Without negative caching, every lookup of a non-existent domain (a typo, a deleted record) results in a full hierarchy walk—one round-trip to the root, one to the TLD, one to the authoritative server. Caching "this domain does not exist" for the TTL specified in the zone's SOA record means that repeated lookups of the same nonexistent name are answered locally. This is especially important for protecting authoritative servers from DNS amplification attacks, where an attacker repeatedly queries nonexistent subdomains to exhaust server resources.

Real-World Considerations

Our implementation simplifies several DNS complexities:

Hierarchy walking: The HierarchicalResolver above implements the basic walk. Real resolvers also handle glue records (A records for name servers embedded in referral responses) so they don't need a second hierarchy walk just to resolve the name server's IP address.
Multiple answers: DNS records can have multiple values (like multiple A records for load balancing). Real clients choose among them.
Negative caching: DNS caches "this domain doesn't exist" responses to avoid repeatedly querying for non-existent domains.
Anycast: Root servers use anycast (many servers sharing one IP address) to distribute load and improve availability.
TTL selection: Low TTLs mean changes propagate quickly but increase query load. High TTLs reduce load but slow down changes.

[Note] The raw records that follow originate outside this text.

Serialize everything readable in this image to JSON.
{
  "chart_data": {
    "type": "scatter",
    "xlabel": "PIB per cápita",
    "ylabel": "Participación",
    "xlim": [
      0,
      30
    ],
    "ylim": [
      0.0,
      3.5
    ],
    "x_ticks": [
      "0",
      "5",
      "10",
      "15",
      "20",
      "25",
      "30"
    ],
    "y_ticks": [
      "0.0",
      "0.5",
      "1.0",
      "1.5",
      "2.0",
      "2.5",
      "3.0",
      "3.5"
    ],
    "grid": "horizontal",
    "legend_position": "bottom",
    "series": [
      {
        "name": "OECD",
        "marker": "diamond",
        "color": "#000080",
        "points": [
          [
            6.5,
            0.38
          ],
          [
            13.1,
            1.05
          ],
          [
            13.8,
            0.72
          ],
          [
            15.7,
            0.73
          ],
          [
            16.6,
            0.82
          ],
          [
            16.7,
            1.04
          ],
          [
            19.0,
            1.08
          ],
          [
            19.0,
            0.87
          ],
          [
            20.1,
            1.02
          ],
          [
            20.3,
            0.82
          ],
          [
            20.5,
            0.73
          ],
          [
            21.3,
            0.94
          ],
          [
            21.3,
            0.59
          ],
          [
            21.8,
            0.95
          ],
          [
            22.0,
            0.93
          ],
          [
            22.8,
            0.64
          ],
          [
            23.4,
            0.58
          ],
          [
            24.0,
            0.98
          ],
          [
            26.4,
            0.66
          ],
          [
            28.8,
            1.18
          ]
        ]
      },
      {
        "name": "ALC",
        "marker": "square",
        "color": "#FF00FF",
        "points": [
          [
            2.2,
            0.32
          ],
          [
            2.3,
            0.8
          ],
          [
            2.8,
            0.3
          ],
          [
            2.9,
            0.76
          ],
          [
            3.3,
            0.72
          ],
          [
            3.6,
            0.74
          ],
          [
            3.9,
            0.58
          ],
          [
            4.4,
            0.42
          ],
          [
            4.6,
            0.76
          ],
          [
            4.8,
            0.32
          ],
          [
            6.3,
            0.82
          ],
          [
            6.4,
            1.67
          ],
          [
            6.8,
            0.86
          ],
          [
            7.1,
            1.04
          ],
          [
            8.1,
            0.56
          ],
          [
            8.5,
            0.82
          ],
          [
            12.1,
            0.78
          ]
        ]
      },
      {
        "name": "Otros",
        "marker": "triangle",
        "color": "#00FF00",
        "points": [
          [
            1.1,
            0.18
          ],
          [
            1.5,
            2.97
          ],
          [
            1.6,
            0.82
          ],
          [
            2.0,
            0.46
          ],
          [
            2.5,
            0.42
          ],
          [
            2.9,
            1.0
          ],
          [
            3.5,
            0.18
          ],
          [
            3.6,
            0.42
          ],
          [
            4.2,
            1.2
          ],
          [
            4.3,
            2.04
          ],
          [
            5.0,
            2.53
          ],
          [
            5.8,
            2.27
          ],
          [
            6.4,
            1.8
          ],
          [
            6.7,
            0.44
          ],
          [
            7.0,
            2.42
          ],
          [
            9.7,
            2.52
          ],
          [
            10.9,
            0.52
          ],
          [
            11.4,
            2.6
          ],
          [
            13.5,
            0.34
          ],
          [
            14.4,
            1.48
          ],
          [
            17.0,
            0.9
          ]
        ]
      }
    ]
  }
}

The most important omission in our implementation, however, is security. DNS was designed without it; DNSSEC adds cryptographic signatures to prevent spoofing and cache poisoning.

Exercises

In the basic simulation, look up the same domain three times in a row. On which lookups is the cache hit? Now look up a domain whose TTL is 1 second, wait 2 seconds, and look it up again. What happens? (Hint: check how CacheEntry.is_expired uses the simulation clock.)
The simplified resolver matches the longest zone suffix. For example, api.example.com would match example.com before .com. Construct a test with zones ".", "com", and "example.com". Query for api.example.com and trace which server handles it and why.
Negative caching stores a sentinel record with value "NXDOMAIN". Simulate a sequence where a domain genuinely does not exist, then (after the negative TTL expires) a record is added for it and queried again. Does the hierarchical resolver eventually return the correct answer? What would happen if the negative TTL were longer than the positive TTL?
Real DNS resolvers query multiple root servers for redundancy and choose the fastest. Modify HierarchicalResolver to accept a list of root server queues and send the query to the first one that responds. (Starter: use asimpy.FirstOf to wait on multiple queues.)
DNS cache poisoning is an attack where a malicious responder injects a false record into a resolver's cache. In our simulation, what would happen if an attacker intercepted the resolver's query and replied with a forged IP address before the real authoritative server responded? What does DNSSEC do to prevent this, and at what cost?